Илья Абрамович, стараясь развеять неладное в обстановке, что цепко держалось после сказанного мной, поднял стопку жестом, полным достоинства и приятности:
— Царский пир! — и перед тем как чокнуться с Валтасаром, пожелал мне немного аффектированно: — Чтобы ты так жил!
Взрослые выпили, закусывают солёной килькой, подхватывая на вилки промасленные кольца лука. Мне и трёхлетнему Родьке дали компота из сухофруктов — понемногу, чтобы сладкое не перебило аппетит. Магнитофон выдаёт исполняемое с деланной заунывностью, кем-то безголосым:
Будет вьюга декабрьская выть —
То его понесут хоронить…
Родька стал приплясывать, и его вид был само чувство ответственности. Мои нервы ещё гудели, но не так воспалённо. Евсей скосил на меня глаза и, намазав кусок мяса горчицей, уклончиво улыбаясь, взял рюмку:
— Водка для рационалистов — вода жизни, — рассуждал он как бы сам с собой, — дозированная, она разгружает, чтобы не было крена в сторону невозможного…
В дальнейшем у меня будет вдоволь оснований вспоминать этот день, и однажды, уже в зрелую пору, я уловлю в себе то, что облеку в образ: пролито вино, и короткая струя разбилась бесформенно… Всплеск преобразуется в мысль, что не случайности редки в жизни, а редко понимание их естественности. По смыслу совершенно никак не связанное со всей этой историей, выступит на первый план место в Книге пророка Даниила: «Валтасар царь сделал большое пиршество…»
Валтасар, к которому отнесено: «…ты взвешен на весах и найден очень лёгким».
10.
Шины увязают в песке, мы слезаем с велосипеда. На пляже почти вся наша школа; беспрестанно кивая знакомым, двигаемся к нашему месту — неудобному глинистому обрывчику: там меньше народа. Гога знает — я стесняюсь моей ноги. Два-три года назад не так стеснялся, хотя носил тогда аппарат: друзья по очереди (делать это каждому так нравилось!) помогали мне его снимать и надевать — чужие мальчишки, гомозливо теснясь вокруг, ненасытно созерцали процедуру.

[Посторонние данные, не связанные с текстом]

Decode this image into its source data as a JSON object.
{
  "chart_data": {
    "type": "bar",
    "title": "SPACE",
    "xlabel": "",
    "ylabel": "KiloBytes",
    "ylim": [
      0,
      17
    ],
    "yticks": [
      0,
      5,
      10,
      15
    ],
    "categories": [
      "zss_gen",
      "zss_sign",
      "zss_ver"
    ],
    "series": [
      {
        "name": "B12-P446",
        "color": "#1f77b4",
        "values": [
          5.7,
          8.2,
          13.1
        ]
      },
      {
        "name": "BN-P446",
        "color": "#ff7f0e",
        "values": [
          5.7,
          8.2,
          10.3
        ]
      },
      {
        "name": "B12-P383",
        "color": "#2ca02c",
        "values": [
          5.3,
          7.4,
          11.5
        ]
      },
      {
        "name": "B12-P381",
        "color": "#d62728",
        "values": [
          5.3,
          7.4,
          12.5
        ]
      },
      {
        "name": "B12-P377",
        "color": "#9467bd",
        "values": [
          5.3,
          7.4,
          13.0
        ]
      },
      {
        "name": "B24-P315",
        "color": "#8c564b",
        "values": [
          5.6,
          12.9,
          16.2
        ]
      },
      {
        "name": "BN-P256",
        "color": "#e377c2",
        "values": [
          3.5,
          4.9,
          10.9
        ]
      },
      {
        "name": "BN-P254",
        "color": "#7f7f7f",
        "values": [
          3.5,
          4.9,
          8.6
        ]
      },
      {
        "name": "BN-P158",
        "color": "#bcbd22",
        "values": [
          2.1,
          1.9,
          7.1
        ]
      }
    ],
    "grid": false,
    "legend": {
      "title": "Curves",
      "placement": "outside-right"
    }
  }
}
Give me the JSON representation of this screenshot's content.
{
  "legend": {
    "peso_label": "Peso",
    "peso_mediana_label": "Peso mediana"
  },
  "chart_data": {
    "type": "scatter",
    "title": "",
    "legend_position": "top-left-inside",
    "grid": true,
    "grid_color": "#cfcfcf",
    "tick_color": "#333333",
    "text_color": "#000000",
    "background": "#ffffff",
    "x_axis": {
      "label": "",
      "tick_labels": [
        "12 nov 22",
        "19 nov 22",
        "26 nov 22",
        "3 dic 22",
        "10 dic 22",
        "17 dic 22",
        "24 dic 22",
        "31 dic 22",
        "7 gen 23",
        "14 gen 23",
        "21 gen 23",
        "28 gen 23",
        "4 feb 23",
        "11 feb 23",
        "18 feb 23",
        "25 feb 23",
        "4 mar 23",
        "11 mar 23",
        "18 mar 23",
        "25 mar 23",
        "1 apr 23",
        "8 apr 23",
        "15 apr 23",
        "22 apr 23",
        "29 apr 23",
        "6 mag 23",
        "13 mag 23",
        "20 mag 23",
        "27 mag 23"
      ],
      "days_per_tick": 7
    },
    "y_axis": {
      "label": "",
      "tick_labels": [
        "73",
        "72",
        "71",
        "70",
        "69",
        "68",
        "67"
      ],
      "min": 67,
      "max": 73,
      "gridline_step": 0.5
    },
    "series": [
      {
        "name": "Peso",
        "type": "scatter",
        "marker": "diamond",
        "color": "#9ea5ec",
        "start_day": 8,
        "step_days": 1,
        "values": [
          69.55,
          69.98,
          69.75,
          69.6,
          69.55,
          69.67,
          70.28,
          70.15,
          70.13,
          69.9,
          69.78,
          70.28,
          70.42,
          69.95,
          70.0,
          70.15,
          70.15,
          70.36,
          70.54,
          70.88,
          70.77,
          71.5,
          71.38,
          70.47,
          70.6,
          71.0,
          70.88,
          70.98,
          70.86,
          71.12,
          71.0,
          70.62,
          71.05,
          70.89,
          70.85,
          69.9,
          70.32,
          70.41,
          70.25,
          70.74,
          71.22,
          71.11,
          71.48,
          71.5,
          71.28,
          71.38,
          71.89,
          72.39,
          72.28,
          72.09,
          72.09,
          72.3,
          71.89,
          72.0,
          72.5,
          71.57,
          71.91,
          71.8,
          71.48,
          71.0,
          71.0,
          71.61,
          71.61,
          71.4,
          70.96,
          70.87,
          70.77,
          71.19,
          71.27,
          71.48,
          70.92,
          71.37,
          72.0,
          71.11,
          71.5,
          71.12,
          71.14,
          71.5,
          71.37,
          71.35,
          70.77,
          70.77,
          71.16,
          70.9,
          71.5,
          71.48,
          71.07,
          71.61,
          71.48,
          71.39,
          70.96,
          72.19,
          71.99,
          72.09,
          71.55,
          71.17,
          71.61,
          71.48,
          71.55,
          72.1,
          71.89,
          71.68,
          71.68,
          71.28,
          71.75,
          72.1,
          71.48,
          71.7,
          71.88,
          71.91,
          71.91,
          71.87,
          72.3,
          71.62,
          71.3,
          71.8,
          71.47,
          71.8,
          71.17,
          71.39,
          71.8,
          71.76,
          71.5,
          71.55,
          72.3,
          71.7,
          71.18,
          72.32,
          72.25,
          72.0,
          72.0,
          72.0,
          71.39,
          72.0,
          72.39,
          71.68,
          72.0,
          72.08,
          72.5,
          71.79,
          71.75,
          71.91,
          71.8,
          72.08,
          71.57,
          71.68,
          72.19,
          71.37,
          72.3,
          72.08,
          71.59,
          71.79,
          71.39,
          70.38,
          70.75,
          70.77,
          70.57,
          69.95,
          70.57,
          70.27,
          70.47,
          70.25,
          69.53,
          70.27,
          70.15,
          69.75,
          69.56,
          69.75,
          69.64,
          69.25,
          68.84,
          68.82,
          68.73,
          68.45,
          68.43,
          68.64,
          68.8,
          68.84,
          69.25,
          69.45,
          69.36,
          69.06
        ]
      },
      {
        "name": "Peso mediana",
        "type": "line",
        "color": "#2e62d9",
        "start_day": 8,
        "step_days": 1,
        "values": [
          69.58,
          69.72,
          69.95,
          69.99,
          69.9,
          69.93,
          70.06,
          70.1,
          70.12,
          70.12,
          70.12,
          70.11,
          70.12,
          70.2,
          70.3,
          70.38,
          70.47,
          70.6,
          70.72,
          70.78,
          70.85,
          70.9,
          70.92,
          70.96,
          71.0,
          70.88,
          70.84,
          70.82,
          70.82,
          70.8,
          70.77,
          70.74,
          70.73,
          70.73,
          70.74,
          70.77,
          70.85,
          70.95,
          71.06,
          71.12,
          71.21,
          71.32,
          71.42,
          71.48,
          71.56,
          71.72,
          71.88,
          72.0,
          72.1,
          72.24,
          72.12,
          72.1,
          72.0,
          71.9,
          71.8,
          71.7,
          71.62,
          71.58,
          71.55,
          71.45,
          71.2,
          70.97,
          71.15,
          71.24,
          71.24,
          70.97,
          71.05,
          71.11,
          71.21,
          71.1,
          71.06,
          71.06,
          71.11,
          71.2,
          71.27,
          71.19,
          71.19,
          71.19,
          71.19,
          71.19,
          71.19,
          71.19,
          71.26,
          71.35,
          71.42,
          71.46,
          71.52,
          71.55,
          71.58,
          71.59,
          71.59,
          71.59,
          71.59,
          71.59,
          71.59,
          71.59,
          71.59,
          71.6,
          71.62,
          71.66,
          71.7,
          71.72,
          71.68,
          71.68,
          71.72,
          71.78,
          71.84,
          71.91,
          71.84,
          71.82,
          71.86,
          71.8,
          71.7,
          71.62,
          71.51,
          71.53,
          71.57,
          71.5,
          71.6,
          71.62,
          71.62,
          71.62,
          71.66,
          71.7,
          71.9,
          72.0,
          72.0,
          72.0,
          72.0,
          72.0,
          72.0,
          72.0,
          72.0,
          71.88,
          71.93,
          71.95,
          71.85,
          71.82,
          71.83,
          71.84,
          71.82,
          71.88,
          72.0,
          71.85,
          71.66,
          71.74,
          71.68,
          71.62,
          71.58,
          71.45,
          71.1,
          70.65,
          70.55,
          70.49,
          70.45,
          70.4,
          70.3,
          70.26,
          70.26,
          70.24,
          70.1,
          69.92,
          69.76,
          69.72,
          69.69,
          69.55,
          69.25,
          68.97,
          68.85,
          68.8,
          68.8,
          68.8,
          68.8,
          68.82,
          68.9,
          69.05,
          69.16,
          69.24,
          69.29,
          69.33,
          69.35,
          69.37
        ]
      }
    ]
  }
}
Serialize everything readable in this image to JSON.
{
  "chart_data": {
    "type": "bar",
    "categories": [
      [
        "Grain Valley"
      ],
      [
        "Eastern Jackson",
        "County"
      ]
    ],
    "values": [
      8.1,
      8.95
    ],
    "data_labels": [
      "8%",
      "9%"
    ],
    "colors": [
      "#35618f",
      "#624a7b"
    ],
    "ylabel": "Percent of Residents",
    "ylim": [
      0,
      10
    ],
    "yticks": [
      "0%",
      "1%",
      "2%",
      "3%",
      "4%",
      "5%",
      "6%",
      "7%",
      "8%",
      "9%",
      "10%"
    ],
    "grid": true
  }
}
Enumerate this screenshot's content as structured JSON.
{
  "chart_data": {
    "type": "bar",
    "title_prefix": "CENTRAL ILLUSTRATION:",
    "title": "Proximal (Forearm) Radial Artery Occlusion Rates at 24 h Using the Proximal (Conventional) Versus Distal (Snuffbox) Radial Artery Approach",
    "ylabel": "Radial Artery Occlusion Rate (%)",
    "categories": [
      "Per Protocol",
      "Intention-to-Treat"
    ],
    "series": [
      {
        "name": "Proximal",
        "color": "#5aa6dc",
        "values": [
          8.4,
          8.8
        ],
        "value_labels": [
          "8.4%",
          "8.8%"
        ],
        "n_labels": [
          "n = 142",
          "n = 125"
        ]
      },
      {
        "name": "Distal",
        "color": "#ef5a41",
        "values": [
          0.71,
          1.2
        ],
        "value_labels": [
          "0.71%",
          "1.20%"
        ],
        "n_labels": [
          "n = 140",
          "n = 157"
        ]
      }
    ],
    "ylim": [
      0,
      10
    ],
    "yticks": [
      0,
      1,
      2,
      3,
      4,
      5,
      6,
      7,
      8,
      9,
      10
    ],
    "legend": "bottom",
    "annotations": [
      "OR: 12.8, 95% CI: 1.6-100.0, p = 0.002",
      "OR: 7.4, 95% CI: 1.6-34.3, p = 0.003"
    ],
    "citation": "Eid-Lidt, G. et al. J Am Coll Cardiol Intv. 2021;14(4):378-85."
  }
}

Но теперь я всё придумываю отговорки, чтобы остаться в брюках, мне кажется, наш обрывчик недостаточно удалён от толпы. Сколько купальщиков! Взгляд скользит по полуобнажённым фигурам, скользит — задерживается на одной: я прикусываю губу. С прикушенной до крови губой смотрю на стоящую шагах в двадцати, по щиколотку в воде: восхитительно сложённая, ко мне вполоборота, она ещё не увидела меня.
— Гога! Вон та — наша учительница! — я шепчу, а в моём пересохшем, будто передавленном горле катается комок. — Она же голая, Гога!.. Такие узкие трусики — два пальца…
При ней я почему-то всегда до безобразия наглею, на её уроках я ехиден, болтлив, цепляюсь к ней, трепливо переспрашивая, стараясь, чтобы выходило комичнее, чтобы потешался весь класс. Она скажет: «Возьмём рейсфедер». — «Какой Федя?» — недоумеваю я. «Угольник…» Демонстрируя смелую развязность, щиплю Бармаля: «Больно? Вы сказали, ему больно?» Бармаль добродушно ухмыляется моему острячеству, прощает щипок. Я чувствую, как глуп и жалок, но я бессилен самообуздаться. Нахально смотрю ей в глаза — бередяще хочется, чтобы она взбешённо крикнула: «Шут!» Тогда я брошу в лицо ей что-нибудь предерзкое.
Хотя она больше не глядела на меня жалостливо, как при первом появлении в классе, я мщу ей. Мщу не только за тот взгляд, а как-то вообще — за то, что мне и самому непонятно… Иногда она на меня смотрит со сквозящим требованием встревоженной мысли — как мне тогда беспокойно! Едва не корчусь, точно мне льют воду за шиворот.
Все эти дни я разузнавал о ней — она живёт одна на квартире у старухи, что вечно сидит на рынке с мешком семечек.
Она в воде по щиколотку; вытягивает ногу, водит ею по воде, словно разглаживая, решительно и мягко, без всплеска, вбегает в протоку, умело плывёт. Гога следит восхищённо.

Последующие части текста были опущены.